Støre ha argumentado que mantenerse conectado con Europa beneficia a Noruega y significa que puede aprovechar el poder extranjero si es necesario, y le dijo al periódico Aftenposten: “Hay reciprocidad en esto”.

Sin embargo, hay presión para un replanteamiento. El parlamento del país podría ser convocado tan pronto como esta semana para discutir nuevas medidas para abordar la crisis.

Los ministros han discutido reforzar el apoyo del gobierno a los consumidores y han planteado la posibilidad de restricciones a la exportación de energía.
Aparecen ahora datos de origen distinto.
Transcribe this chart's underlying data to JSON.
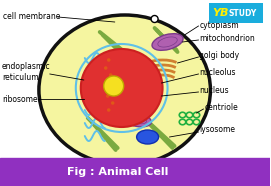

El gobierno laborista minoritario de Støre actualmente está respaldado por el partido Central y depende de los partidos de oposición para aprobar leyes.

La semana pasada, Terje Aasland, el ministro de Petróleo y Energía, dijo al periódico Verdens Gang que se estaban diseñando “medidas concretas” para “limitar las exportaciones cuando el grado de llenado del depósito de agua hidroeléctrica está por debajo de cierto nivel.

“Cuando haya poca agua en los embalses hidroeléctricos, Noruega será lo primero”.

Es probable que genere más preguntas para National Grid sobre si Gran Bretaña puede confiar en Noruega.

The Grid afirma que habrá mucha electricidad disponible este invierno, con una capacidad de reserva prevista de cuatro gigavatios, o 6,7 por ciento. Sin embargo, esto se basa en las expectativas de que el Reino Unido pueda obtener 5,7 gigavatios de energía de Europa, o aproximadamente el 10% de la demanda en las horas punta. Eso incluye 1,4 gigavatios de Noruega.